His three gold medals takes his career total to four, equalling Bode Miller's U.S. record, while allowing the American team to regain its place at the top of the medals table.
Ligety started the day in perfect fashion, clocking an electric first run to finish 1 minute 30 seconds clear of Norway's Aksel Lund Svindal.
The U.S. star then recorded a more conservative second run to come home in an aggregate time of 2 minutes 28.92 seconds, 0.81 seconds ahead of Austrian Marcel Hirscher, with Italian Manfred Moelgg claiming bronze at 1.75 seconds.
The home crowd had hoped for a first individual gold of the Championships, but a poor first run from Hirscher ruined any dreams of gold.
"It was definitely one of toughest races I've ever competed in," Hirscher told reporters.
"Yesterday I had back problems and at 2 a.m. this morning I was thinking about whether it made sense to compete.

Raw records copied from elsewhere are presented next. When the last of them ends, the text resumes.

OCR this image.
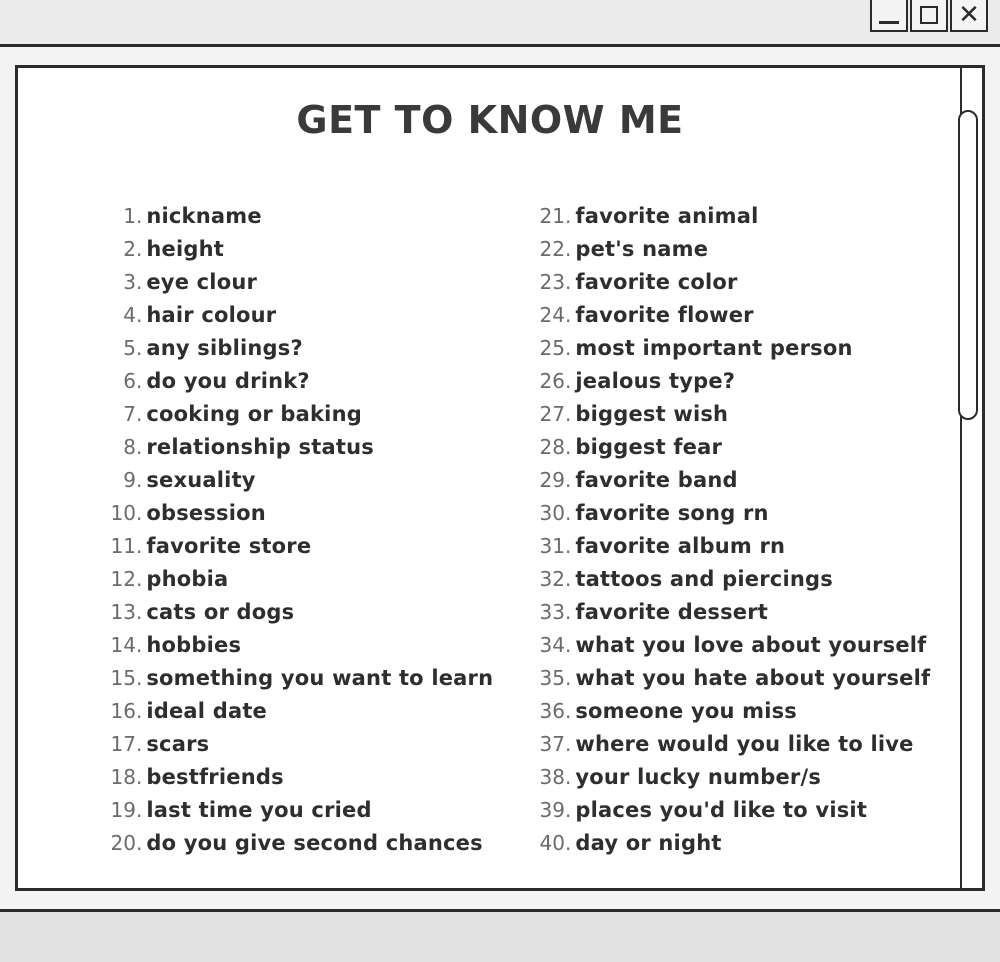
✕
GET TO KNOW ME
1 . nickname
2 . height
3 . eye clour
4 . hair colour
5 . any siblings?
6 . do you drink?
7 . cooking or baking
8 . relationship status
9 . sexuality
10 . obsession
11 . favorite store
12 . phobia
13 . cats or dogs
14 . hobbies
15 . something you want to learn
16 . ideal date
17 . scars
18 . bestfriends
19 . last time you cried
20 . do you give second chances
21 . favorite animal
22 . pet's name
23 . favorite color
24 . favorite flower
25 . most important person
26 . jealous type?
27 . biggest wish
28 . biggest fear
29 . favorite band
30 . favorite song rn
31 . favorite album rn
32 . tattoos and piercings
33 . favorite dessert
34 . what you love about yourself
35 . what you hate about yourself
36 . someone you miss
37 . where would you like to live
38 . your lucky number/s
39 . places you'd like to visit
40 . day or night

"I was looking pretty bad today - a bad hair day! But I mobilised every energy in my body, it means a lot for me.
"The whole country's watching me; they want to see me winning. I've got a silver medal, it's perfect."
Meanwhile, Svindal missed out on his third medal of the championships after taking gold in the downhill and bronze in the super-G.
"I feel like the guy who came in fourth place, not ideal but that's the way it is," he told reporters.
"I'm definitely not happy right now but I have a gold and a bronze and I was in the chase for a medal in all four races, so it could've been better, but right now I'm disappointed, but in an hour or two I'll be over it."